Addition for jewellery found in search deleted as net weight found in search was lower than jewellery found during earlier search despite minor mismatch in items of jewellery.
ABACUS Case Law Citation
ABCAUS 3376 (2020) (08) ITAT
Important case law relied upon by the parties:
Krishan Kumar Modi versus ACIT 180 DTR (Delhi) Trib. 274.
Mrs Nawaz Singhania
Raj Kumar B Agrawal Vs DCIT 176 DTR (Pune) Trib 273
Ashok Chaddha vs ITO (2012) 69 DTR (DEL) 8
In the instant case, the assessee had challenged the order passed by the CIT(A) in sustaining addition u/s 69A r/w Section 115BBE of the Income Tax Act, 1961 (the Act) on account of jewellery found during search.
The assessee was an individual. During the relevant assessement year, she was subjected to search proceedings under section 132A of the Act.
During the course of search proceedings, certain jewelry was found from the premises of the assessee and out of which part of the jewelry was seized by the Income-tax Department.
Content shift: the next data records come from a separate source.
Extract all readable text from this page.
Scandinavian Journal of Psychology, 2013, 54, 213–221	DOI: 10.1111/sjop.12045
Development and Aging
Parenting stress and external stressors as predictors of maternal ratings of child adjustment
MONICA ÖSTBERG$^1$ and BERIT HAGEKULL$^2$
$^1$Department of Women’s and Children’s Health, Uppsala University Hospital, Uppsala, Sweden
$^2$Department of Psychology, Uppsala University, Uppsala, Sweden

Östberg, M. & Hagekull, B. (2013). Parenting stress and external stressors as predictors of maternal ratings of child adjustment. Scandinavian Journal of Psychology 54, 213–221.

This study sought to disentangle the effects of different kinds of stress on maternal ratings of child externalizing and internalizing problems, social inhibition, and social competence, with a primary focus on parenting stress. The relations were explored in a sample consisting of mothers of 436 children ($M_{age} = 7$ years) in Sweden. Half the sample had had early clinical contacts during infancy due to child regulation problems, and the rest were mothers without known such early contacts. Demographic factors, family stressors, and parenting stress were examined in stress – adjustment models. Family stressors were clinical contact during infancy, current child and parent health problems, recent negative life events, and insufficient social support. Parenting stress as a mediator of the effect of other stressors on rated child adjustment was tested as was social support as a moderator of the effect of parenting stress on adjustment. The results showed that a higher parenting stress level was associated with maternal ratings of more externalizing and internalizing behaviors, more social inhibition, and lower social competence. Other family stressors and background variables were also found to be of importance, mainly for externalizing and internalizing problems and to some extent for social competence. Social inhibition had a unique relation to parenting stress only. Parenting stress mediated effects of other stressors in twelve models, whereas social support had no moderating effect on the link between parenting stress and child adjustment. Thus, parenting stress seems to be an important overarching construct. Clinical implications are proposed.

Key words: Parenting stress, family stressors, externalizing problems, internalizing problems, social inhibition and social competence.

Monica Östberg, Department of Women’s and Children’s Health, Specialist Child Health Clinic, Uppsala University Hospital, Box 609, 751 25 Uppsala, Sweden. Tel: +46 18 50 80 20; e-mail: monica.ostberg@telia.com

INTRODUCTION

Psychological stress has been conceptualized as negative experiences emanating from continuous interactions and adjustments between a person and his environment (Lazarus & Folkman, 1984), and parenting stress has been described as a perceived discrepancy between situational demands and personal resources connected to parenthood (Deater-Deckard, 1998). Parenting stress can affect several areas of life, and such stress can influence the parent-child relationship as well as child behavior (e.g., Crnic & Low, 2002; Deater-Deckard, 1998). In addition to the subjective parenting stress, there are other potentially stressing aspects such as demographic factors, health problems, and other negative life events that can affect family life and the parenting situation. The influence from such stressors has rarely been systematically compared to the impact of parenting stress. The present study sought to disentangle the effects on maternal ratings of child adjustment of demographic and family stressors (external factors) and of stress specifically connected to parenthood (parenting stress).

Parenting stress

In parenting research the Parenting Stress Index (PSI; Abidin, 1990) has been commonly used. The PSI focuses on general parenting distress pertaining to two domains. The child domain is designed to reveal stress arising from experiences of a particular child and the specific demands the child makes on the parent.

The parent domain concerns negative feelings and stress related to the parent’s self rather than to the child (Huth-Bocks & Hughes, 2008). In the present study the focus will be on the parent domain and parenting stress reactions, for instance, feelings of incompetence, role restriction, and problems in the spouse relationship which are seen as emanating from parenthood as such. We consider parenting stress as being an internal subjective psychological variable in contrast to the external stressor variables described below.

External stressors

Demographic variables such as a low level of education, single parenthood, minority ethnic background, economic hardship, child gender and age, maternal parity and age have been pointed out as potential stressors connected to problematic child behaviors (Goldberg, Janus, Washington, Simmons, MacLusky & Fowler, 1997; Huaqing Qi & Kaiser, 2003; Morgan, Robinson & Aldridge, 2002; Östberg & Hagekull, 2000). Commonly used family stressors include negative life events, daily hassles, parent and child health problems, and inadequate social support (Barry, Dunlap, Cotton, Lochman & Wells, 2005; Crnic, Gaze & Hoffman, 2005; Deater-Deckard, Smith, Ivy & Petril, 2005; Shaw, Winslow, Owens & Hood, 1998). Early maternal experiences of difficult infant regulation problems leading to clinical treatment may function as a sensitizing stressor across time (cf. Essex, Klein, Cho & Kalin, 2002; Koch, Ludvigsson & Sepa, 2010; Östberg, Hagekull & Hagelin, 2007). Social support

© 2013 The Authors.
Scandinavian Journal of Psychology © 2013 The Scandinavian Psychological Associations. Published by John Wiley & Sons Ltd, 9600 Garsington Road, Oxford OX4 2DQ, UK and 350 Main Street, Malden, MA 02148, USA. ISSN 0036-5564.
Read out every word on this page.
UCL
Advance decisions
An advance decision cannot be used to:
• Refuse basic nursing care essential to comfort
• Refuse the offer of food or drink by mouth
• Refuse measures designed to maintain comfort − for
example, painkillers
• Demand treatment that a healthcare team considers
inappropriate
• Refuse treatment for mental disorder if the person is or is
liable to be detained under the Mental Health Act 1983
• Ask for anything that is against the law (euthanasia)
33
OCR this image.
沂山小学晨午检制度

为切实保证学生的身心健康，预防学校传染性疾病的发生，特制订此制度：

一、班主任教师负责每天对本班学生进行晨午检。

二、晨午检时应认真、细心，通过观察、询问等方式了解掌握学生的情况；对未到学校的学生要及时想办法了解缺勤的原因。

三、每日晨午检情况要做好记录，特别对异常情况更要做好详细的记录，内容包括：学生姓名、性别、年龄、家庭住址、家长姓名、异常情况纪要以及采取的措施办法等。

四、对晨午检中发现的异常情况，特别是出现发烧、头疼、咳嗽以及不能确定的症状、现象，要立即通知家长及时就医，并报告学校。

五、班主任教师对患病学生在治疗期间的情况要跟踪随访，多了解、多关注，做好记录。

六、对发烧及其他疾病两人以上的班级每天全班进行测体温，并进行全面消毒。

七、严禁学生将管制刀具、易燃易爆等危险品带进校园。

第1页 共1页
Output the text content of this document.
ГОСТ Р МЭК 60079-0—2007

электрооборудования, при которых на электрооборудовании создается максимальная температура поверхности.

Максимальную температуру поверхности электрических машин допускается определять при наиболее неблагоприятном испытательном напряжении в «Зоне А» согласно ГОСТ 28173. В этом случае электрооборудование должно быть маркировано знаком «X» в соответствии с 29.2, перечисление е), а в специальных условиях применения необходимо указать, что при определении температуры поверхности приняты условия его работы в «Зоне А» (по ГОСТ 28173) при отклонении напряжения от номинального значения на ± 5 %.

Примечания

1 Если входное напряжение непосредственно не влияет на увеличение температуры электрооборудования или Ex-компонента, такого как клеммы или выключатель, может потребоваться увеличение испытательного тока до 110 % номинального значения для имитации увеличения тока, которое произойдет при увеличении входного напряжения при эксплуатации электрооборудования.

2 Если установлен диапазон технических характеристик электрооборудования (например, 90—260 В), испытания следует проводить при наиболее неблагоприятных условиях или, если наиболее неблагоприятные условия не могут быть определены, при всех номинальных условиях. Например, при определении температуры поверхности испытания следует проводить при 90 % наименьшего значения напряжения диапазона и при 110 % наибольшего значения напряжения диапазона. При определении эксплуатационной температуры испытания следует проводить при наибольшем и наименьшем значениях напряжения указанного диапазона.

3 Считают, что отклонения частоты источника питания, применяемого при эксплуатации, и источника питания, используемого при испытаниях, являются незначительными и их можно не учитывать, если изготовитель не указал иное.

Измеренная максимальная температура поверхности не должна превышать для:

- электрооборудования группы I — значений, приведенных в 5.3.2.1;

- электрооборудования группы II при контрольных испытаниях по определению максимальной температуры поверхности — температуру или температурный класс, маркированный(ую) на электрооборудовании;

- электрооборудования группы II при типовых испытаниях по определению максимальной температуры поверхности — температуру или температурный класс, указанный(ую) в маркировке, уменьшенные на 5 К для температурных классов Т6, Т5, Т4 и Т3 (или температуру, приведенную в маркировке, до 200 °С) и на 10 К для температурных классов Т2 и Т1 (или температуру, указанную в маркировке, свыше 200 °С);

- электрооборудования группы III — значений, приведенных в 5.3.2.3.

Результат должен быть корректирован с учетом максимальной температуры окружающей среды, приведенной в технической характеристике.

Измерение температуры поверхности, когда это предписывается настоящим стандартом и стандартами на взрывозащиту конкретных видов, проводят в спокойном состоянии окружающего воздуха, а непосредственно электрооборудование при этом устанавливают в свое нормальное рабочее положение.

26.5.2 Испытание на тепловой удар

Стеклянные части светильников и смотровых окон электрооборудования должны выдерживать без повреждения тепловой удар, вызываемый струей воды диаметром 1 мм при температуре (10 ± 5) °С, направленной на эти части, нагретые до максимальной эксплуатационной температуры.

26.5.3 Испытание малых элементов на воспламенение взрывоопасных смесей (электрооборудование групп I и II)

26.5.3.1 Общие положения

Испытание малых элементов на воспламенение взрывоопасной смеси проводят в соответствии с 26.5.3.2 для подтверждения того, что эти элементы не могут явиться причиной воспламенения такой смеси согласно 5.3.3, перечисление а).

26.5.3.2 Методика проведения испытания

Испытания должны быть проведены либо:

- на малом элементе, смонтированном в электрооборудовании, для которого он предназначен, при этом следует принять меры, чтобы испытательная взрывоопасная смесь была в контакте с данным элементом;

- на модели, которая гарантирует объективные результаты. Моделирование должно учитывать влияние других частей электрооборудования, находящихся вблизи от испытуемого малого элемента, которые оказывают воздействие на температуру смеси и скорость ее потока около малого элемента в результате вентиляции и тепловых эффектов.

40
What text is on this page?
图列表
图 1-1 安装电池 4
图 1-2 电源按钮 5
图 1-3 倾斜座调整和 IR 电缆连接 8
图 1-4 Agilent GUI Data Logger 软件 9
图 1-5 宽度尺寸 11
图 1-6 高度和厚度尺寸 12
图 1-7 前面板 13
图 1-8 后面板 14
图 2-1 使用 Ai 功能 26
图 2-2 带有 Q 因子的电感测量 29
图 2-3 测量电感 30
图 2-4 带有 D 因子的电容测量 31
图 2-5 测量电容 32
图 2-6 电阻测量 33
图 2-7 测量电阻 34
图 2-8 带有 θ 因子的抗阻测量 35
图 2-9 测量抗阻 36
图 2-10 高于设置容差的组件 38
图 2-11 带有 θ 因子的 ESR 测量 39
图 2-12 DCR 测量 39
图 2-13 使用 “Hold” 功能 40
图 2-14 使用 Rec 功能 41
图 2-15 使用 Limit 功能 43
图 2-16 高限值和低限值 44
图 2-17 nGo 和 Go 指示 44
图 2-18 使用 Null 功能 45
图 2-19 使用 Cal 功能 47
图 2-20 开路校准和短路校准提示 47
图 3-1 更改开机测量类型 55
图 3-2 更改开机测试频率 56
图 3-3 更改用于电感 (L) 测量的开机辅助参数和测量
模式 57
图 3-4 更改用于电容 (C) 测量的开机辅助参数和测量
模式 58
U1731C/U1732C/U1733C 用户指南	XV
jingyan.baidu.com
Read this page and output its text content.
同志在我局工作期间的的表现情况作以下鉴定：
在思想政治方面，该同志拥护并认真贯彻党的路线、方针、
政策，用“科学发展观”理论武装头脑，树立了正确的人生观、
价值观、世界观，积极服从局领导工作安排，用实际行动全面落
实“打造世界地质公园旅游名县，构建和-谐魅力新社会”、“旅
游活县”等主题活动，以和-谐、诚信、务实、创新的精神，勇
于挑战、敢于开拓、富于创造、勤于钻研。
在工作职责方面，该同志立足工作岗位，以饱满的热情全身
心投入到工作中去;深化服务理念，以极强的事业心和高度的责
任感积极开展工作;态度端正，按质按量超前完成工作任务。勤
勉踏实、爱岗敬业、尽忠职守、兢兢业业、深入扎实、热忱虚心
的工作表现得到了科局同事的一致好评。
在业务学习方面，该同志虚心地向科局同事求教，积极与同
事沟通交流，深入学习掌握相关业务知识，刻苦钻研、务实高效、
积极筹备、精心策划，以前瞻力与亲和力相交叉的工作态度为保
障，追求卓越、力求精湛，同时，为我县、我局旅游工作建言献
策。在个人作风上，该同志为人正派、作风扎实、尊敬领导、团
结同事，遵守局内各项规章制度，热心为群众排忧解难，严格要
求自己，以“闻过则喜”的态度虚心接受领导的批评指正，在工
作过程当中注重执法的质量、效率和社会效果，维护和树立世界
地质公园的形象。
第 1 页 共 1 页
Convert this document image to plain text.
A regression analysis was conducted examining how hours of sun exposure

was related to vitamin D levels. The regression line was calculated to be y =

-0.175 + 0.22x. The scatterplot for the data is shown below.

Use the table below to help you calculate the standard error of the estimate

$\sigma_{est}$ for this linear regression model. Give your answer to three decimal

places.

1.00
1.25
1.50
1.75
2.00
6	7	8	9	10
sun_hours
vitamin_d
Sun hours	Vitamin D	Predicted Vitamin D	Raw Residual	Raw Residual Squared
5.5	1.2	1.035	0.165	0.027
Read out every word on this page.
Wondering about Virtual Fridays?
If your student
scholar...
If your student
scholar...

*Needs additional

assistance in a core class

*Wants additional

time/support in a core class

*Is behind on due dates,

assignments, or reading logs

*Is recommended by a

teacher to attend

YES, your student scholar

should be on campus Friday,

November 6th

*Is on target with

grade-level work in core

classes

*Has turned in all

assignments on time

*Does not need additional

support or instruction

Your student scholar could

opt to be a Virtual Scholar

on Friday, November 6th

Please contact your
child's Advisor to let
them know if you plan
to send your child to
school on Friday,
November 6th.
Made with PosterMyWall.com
The assessee submitted that net weight of 947.074 gms of the jewelry found in present search was lower than the jewelry found during the earlier search conducted nine years before.
But, according to the Assessing Officer, the assessee failed to reconcile items of jewellery found in the present search with the list of the jewellery found in the earlier search and therefore he held the part of the jewellery seized during search, as unexplained jewelry u/s 69A of the Act read with section 115BBE of the Act.
Aggrieved, the assessee filed appeal before the CIT(A) and reiterated the submission that weight of the jewellery found in present search being less than the weight of the jewellery found in the earlier search & therefore, the jewelry found in the current search stood explained.
However, the CIT(A) following CBDT Instruction No. 1961 dated 11/05/1994 allowed credit of total jewellery of 500 gms in the hands of the assessee as explained and balance jewellery was upheld as unexplained.
The Tribunal noted that the Coordinate Bench had deleted the addition of unexplained jewellery on account of the jewellery declared in the wealth tax returns of the assessee in his family members was higher in weight as compared to the jewelry found during the course of the search.
In another case, the gross weight of the jewellery disclosed in the regular wealth tax returns was in excess of the gross weight of the jewelry found in the course of the search and the Tribunal held that no addition was permissible merely because there was frequent remaking of the old jewellery into new designs.
Further, in yet another case, the Tribunal had concluded that so long as the total weight of the gold jewellery found at the time of the search matches with the earlier declaration made by the assessee in wealth tax returns and VDIS declaration the addition cannot be made simply on the ground that description of the items in the list declared under wealth tax returns/VDIS is different from those actually found.
The Tribunal observed that the assessee had filed a copy of the valuation report prepared during the course of the earlier search which was a document of the Department having evidential value akin to a copy wealth tax return or VDIS declaration.
The Tribunal rejected the contention of the Revenue that slight mismatch in the name of the jewelry articles, should not be allowed just because the jewellery weight found during earlier search was not supported by wealth tax returns as the the wealth of the assessee was less than the threshold and therefore the assessee did not file the wealth tax return.
The Tribunal observed that it was undisputed that the total weight of the jewelry found and seized during the course of the earlier search was more than the jewelry found during the current search.
Accordingly, following the decision of the Tribunal it was held that no addition of unexplained jewellery u/s 69A of the Act was warranted just due to minor mismatch in the items of the jewellery found in the current searchand the jewellery found during the earlier search.